Overnight it was announced that Henning Mankell has died. Diagnosed with cancer early last year, he seemed to move behind the scenes after he wrote a diary about the experience. We knew he was ill, we probably all realised that he was unlikely to survive, and yet, 67 seems too young. Too young particularly, to remove a writer of such thought-provoking and insightful books as those that Mankell has penned.
We went to see him speak many years ago now at the Melbourne Writers' Festival and it quickly became apparent that Wallender and Mankell were not too distant from each other. Although his reply to the question about why he wrote he started out with a crime novel (Faceless Killers) (and I'm paraphrasing badly) has stayed with me since. He wrote a crime novel about his countries relationship with, and treatment of refugees because what was happening was a crime. Something that has a resonance with current day Australia which is profoundly discomforting.
And it's that sort of considered, thoughtful and pointed observation that made me love Mankell's writing so very much. A long time before "Scandi-noir" got trendy, these were the books that had many crime fans enthralled. They seemed to come from a different sort of perspective - there was nothing thrillerish or exciting or even light-hearted about the Wallender series in particular, it was very much about the why's and what's of crime. Either as an observation of what's wrong with a society, or what's different, wrong, challenging about people.

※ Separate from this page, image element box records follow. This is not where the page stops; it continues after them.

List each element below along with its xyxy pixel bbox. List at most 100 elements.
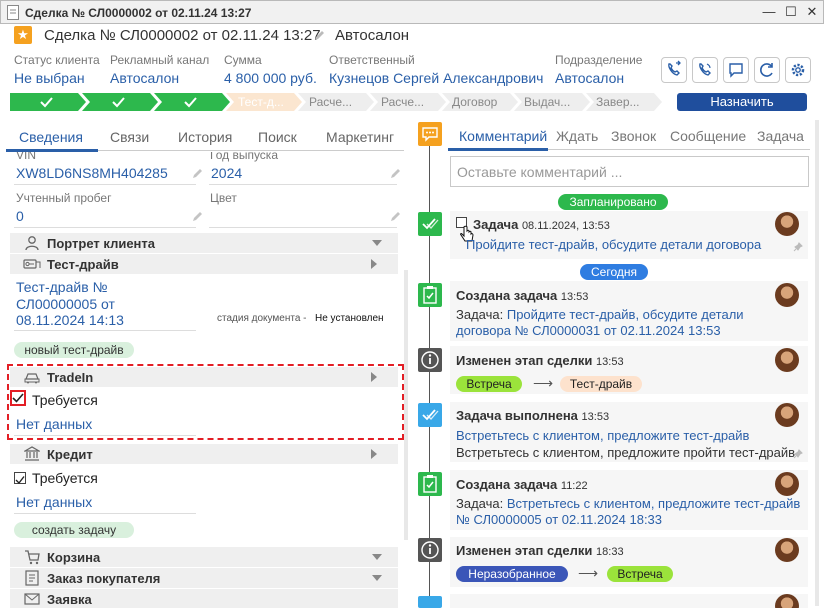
- today-badge: Сегодня: [580, 264, 648, 280]
- sum-label: Сумма: [224, 53, 262, 67]
- timeline-card-task-created[interactable]: Создана задача 11:22 Задача: Встретьтесь…: [450, 470, 808, 530]
- avatar: [775, 472, 799, 496]
- year-value[interactable]: 2024: [211, 165, 242, 181]
- new-test-drive-button[interactable]: новый тест-драйв: [14, 342, 134, 358]
- task-description-link[interactable]: Встретьтесь с клиентом, предложите тест-…: [456, 428, 749, 443]
- tab-active-indicator: [448, 148, 548, 151]
- division-value[interactable]: Автосалон: [555, 70, 624, 86]
- assign-button[interactable]: Назначить: [677, 93, 807, 111]
- avatar: [775, 348, 799, 372]
- color-label: Цвет: [210, 191, 237, 205]
- stage-label: Расче...: [309, 95, 353, 109]
- document-stage-label: стадия документа -: [217, 313, 307, 324]
- sum-value[interactable]: 4 800 000 руб.: [224, 70, 317, 86]
- close-button[interactable]: ✕: [804, 4, 820, 20]
- section-credit[interactable]: Кредит: [10, 444, 398, 464]
- tab-comment[interactable]: Комментарий: [459, 128, 547, 144]
- message-button[interactable]: [723, 57, 749, 83]
- timeline-card-task[interactable]: Задача 08.11.2024, 13:53 Пройдите тест-д…: [450, 211, 808, 259]
- stage-label: Тест-д...: [238, 95, 284, 109]
- client-status-value[interactable]: Не выбран: [14, 70, 85, 86]
- timeline-card-partial[interactable]: [450, 594, 808, 608]
- tab-details[interactable]: Сведения: [19, 129, 83, 145]
- pin-icon[interactable]: [793, 242, 803, 252]
- responsible-value[interactable]: Кузнецов Сергей Александрович: [329, 70, 543, 86]
- timeline-card-task-done[interactable]: Задача выполнена 13:53 Встретьтесь с кли…: [450, 402, 808, 462]
- tab-task[interactable]: Задача: [757, 128, 804, 144]
- settings-button[interactable]: [785, 57, 811, 83]
- car-key-icon: [23, 259, 41, 269]
- document-icon: [7, 5, 19, 20]
- section-customer-order[interactable]: Заказ покупателя: [10, 568, 398, 588]
- task-document-link[interactable]: договора № СЛ0000031 от 02.11.2024 13:53: [456, 323, 721, 338]
- phone-icon: [699, 63, 711, 76]
- stage-label: Расче...: [381, 95, 425, 109]
- tab-message[interactable]: Сообщение: [670, 128, 746, 144]
- task-comment: Встретьтесь с клиентом, предложите пройт…: [456, 445, 796, 460]
- test-drive-document-link[interactable]: Тест-драйв № СЛ00000005 от 08.11.2024 14…: [16, 279, 124, 329]
- stage-label: Договор: [452, 95, 498, 109]
- timeline-card-stage-change[interactable]: Изменен этап сделки 18:33 Неразобранное …: [450, 537, 808, 587]
- stage-to-badge: Встреча: [607, 566, 673, 582]
- timeline-card-stage-change[interactable]: Изменен этап сделки 13:53 Встреча ⟶ Тест…: [450, 346, 808, 394]
- credit-required-label: Требуется: [32, 470, 98, 486]
- section-title: Заказ покупателя: [47, 571, 161, 586]
- avatar: [775, 283, 799, 307]
- stage-label: Завер...: [596, 95, 640, 109]
- tab-marketing[interactable]: Маркетинг: [326, 129, 394, 145]
- call-transfer-button[interactable]: [661, 57, 687, 83]
- tab-search[interactable]: Поиск: [258, 129, 297, 145]
- bank-icon: [24, 446, 40, 461]
- gear-icon: [791, 63, 805, 77]
- chevron-right-icon: [371, 259, 377, 269]
- document-icon: [25, 570, 39, 586]
- edit-pencil-icon[interactable]: [192, 211, 202, 221]
- responsible-label: Ответственный: [329, 53, 415, 67]
- card-line: Задача: Пройдите тест-драйв, обсудите де…: [456, 307, 744, 322]
- right-scrollbar[interactable]: [815, 120, 819, 606]
- tab-links[interactable]: Связи: [110, 129, 149, 145]
- chevron-down-icon: [372, 575, 382, 581]
- avatar: [775, 538, 799, 562]
- card-title: Создана задача 11:22: [456, 477, 588, 492]
- section-request[interactable]: Заявка: [10, 589, 398, 608]
- section-cart[interactable]: Корзина: [10, 547, 398, 567]
- ad-channel-value[interactable]: Автосалон: [110, 70, 179, 86]
- left-scrollbar[interactable]: [404, 270, 408, 540]
- task-created-icon: [418, 472, 442, 496]
- stage-change-icon: [418, 348, 442, 372]
- section-test-drive[interactable]: Тест-драйв: [10, 254, 398, 274]
- edit-pencil-icon[interactable]: [390, 168, 400, 178]
- edit-pencil-icon[interactable]: [390, 211, 400, 221]
- timeline-card-task-created[interactable]: Создана задача 13:53 Задача: Пройдите те…: [450, 281, 808, 341]
- create-task-button[interactable]: создать задачу: [14, 522, 134, 538]
- task-document-link[interactable]: № СЛ0000005 от 02.11.2024 18:33: [456, 512, 662, 527]
- cart-icon: [25, 550, 40, 565]
- pin-icon[interactable]: [793, 449, 803, 459]
- edit-pencil-icon[interactable]: [192, 168, 202, 178]
- credit-no-data-link[interactable]: Нет данных: [16, 494, 92, 510]
- section-title: Заявка: [47, 592, 92, 607]
- section-title: Портрет клиента: [47, 236, 155, 251]
- task-description-link[interactable]: Пройдите тест-драйв, обсудите детали дог…: [466, 237, 761, 252]
- tab-history[interactable]: История: [178, 129, 232, 145]
- stage-from-badge: Встреча: [456, 376, 522, 392]
- task-type-icon: [418, 596, 442, 608]
- credit-required-checkbox[interactable]: [14, 472, 26, 485]
- card-title: Изменен этап сделки 18:33: [456, 543, 624, 558]
- page-subtitle: Автосалон: [335, 27, 410, 44]
- call-button[interactable]: [692, 57, 718, 83]
- maximize-button[interactable]: ☐: [783, 4, 799, 20]
- section-title: Тест-драйв: [47, 257, 119, 272]
- chevron-down-icon: [372, 554, 382, 560]
- vin-value[interactable]: XW8LD6NS8MH404285: [16, 165, 168, 181]
- client-status-label: Статус клиента: [14, 53, 100, 67]
- mileage-value[interactable]: 0: [16, 208, 24, 224]
- section-client-portrait[interactable]: Портрет клиента: [10, 233, 398, 253]
- info-icon: [421, 541, 439, 559]
- tab-call[interactable]: Звонок: [611, 128, 656, 144]
- minimize-button[interactable]: —: [761, 4, 777, 20]
- edit-pencil-icon[interactable]: [314, 30, 325, 41]
- refresh-button[interactable]: [754, 57, 780, 83]
- tab-wait[interactable]: Ждать: [556, 128, 598, 144]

And then there was the Memory Book Project and I Die, but the Memory Lives On. A project that gives those dying of AIDS in Africa an opportunity to record their lives in words and pictures for the children they leave behind. Heart-wrenchingly sad, and yet uplifting and inspirational at the same time, admiration for this project, and Mankell's role in it cannot be understated.

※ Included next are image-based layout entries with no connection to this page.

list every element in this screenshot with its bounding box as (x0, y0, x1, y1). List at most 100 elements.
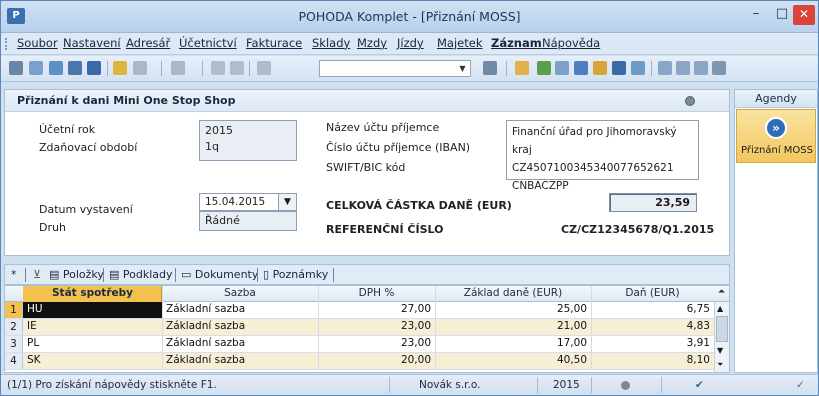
maximize-button[interactable]: □ (769, 5, 795, 25)
datum-vystaveni-input[interactable]: 15.04.2015 (199, 193, 279, 211)
tab-poznamky[interactable]: ▯ Poznámky (263, 268, 328, 281)
info-icon[interactable] (685, 96, 695, 106)
swift-label: SWIFT/BIC kód (326, 161, 406, 174)
minimize-button[interactable]: – (743, 5, 769, 25)
calendar-icon[interactable] (574, 61, 588, 75)
druh-label: Druh (39, 221, 66, 234)
menu-mzdy[interactable]: Mzdy (357, 36, 387, 50)
prijemce-box[interactable]: Finanční úřad pro Jihomoravský kraj CZ45… (506, 120, 699, 192)
back-arrow-icon[interactable] (171, 61, 185, 75)
print-preview-icon[interactable] (68, 61, 82, 75)
list-icon[interactable] (631, 61, 645, 75)
referencni-cislo-label: REFERENČNÍ ČÍSLO (326, 223, 444, 236)
filter-icon[interactable] (483, 61, 497, 75)
agendy-item-priznani-moss[interactable]: » Přiznání MOSS (736, 109, 816, 163)
menu-soubor[interactable]: Soubor (17, 36, 58, 50)
menu-adresar[interactable]: Adresář (126, 36, 170, 50)
cell-stat[interactable]: HU (27, 303, 43, 315)
menu-ucetnictvi[interactable]: Účetnictví (179, 36, 237, 50)
menu-sklady[interactable]: Sklady (312, 36, 350, 50)
status-info-icon[interactable] (621, 381, 630, 390)
referencni-cislo-value: CZ/CZ12345678/Q1.2015 (561, 223, 715, 236)
close-button[interactable]: ✕ (793, 5, 815, 25)
ok-check-icon[interactable]: ✓ (796, 379, 805, 391)
copy-record-icon[interactable] (49, 61, 63, 75)
cell-sazba[interactable]: Základní sazba (166, 354, 245, 366)
clipboard-icon[interactable] (257, 61, 271, 75)
grid-scrollbar[interactable]: ▲ ▼ ⏷ (714, 302, 729, 372)
date-dropdown-button[interactable]: ▼ (278, 193, 297, 211)
col-stat-spotreby[interactable]: Stát spotřeby (23, 287, 162, 299)
title-bar[interactable]: P POHODA Komplet - [Přiznání MOSS] – □ ✕ (1, 1, 818, 33)
cislo-uctu-label: Číslo účtu příjemce (IBAN) (326, 141, 471, 154)
cell-sazba[interactable]: Základní sazba (166, 337, 245, 349)
tab-podklady[interactable]: ▤ Podklady (109, 268, 173, 281)
print-icon[interactable] (87, 61, 101, 75)
people-icon[interactable] (593, 61, 607, 75)
menu-nastaveni[interactable]: Nastavení (63, 36, 121, 50)
chevron-down-icon[interactable]: ▼ (456, 62, 469, 75)
cell-stat[interactable]: SK (27, 354, 41, 366)
table-row[interactable]: 1 HU Základní sazba 27,00 25,00 6,75 (5, 302, 714, 319)
tab-polozky[interactable]: ▤ Položky (49, 268, 104, 281)
col-zaklad-dane[interactable]: Základ daně (EUR) (435, 287, 591, 299)
window-icon[interactable] (658, 61, 672, 75)
cell-sazba[interactable]: Základní sazba (166, 320, 245, 332)
cell-dph[interactable]: 20,00 (318, 354, 431, 366)
menu-majetek[interactable]: Majetek (437, 36, 482, 50)
table-icon[interactable] (555, 61, 569, 75)
scroll-bottom-icon[interactable]: ⏷ (717, 360, 723, 370)
menu-bar: Soubor Nastavení Adresář Účetnictví Fakt… (1, 33, 818, 55)
cell-zaklad[interactable]: 25,00 (435, 303, 587, 315)
save-icon[interactable] (211, 61, 225, 75)
table-row[interactable]: 4 SK Základní sazba 20,00 40,50 8,10 (5, 353, 714, 370)
cell-zaklad[interactable]: 21,00 (435, 320, 587, 332)
cell-dan[interactable]: 4,83 (591, 320, 710, 332)
menu-zaznam[interactable]: Záznam (491, 36, 542, 50)
menu-jizdy[interactable]: Jízdy (397, 36, 424, 50)
new-record-icon[interactable] (29, 61, 43, 75)
folder-icon[interactable] (113, 61, 127, 75)
cell-dph[interactable]: 23,00 (318, 337, 431, 349)
filter-tab-icon[interactable]: ⊻ (33, 268, 41, 281)
cell-stat[interactable]: IE (27, 320, 37, 332)
col-dan[interactable]: Daň (EUR) (591, 287, 714, 299)
bank-icon[interactable] (612, 61, 626, 75)
table-row[interactable]: 3 PL Základní sazba 23,00 17,00 3,91 (5, 336, 714, 353)
cell-dan[interactable]: 8,10 (591, 354, 710, 366)
cell-stat[interactable]: PL (27, 337, 39, 349)
cell-dan[interactable]: 3,91 (591, 337, 710, 349)
window-split-icon[interactable] (676, 61, 690, 75)
toolbar-separator (161, 61, 162, 76)
basket-icon[interactable] (515, 61, 529, 75)
scroll-up-icon[interactable]: ▲ (717, 304, 723, 313)
cell-dph[interactable]: 23,00 (318, 320, 431, 332)
tab-separator (333, 268, 334, 282)
col-dph[interactable]: DPH % (318, 287, 435, 299)
menu-napoveda[interactable]: Nápověda (542, 36, 600, 50)
diamond-icon[interactable] (537, 61, 551, 75)
scroll-top-icon[interactable]: ⏶ (714, 287, 729, 297)
help-icon[interactable] (712, 61, 726, 75)
table-row[interactable]: 2 IE Základní sazba 23,00 21,00 4,83 (5, 319, 714, 336)
window-list-icon[interactable] (694, 61, 708, 75)
cell-dan[interactable]: 6,75 (591, 303, 710, 315)
column-divider (591, 286, 592, 370)
save-as-icon[interactable] (230, 61, 244, 75)
tab-star[interactable]: * (11, 268, 17, 281)
cell-zaklad[interactable]: 17,00 (435, 337, 587, 349)
edit-pen-icon[interactable]: ✔ (695, 379, 704, 391)
tab-dokumenty[interactable]: ▭ Dokumenty (181, 268, 258, 281)
col-sazba[interactable]: Sazba (162, 287, 318, 299)
cell-dph[interactable]: 27,00 (318, 303, 431, 315)
column-divider (435, 286, 436, 370)
scrollbar-thumb[interactable] (716, 316, 728, 342)
check-icon[interactable] (133, 61, 147, 75)
cell-zaklad[interactable]: 40,50 (435, 354, 587, 366)
scroll-down-icon[interactable]: ▼ (717, 346, 723, 355)
menu-grip-icon (5, 38, 7, 50)
column-divider (318, 286, 319, 370)
search-combo[interactable]: ▼ (319, 60, 471, 77)
menu-fakturace[interactable]: Fakturace (246, 36, 302, 50)
cell-sazba[interactable]: Základní sazba (166, 303, 245, 315)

It's been a particularly sad year in which the world has lost some wonderful writers - and Henning Mankell will be greatly missed in these parts, leaving me with yet another series that I will be heading back to the beginning for an even more reflective reread.
It was a senselessly violent crime: on a cold night in a remote Swedish farmhouse an elderly farmer is bludgeoned to death, and his wife is left to die with a noose around her neck. And as if this didn’t present enough problems for the Ystad police Inspector Kurt Wallander, the dying woman’s last word is foreign, leaving the police the one tangible clue they have–and in the process, the match that could inflame Sweden’s already smoldering anti-immigrant sentiments.
Unlike the situation with his ex-wife, his estranged daughter, or the beautiful but married young prosecuter who has piqued his interest, in this case, Wallander finds a problem he can handle. He quickly becomes obsessed with solving the crime before the already tense situation explodes, but soon comes to realize that it will require all his reserves of energy and dedication to solve.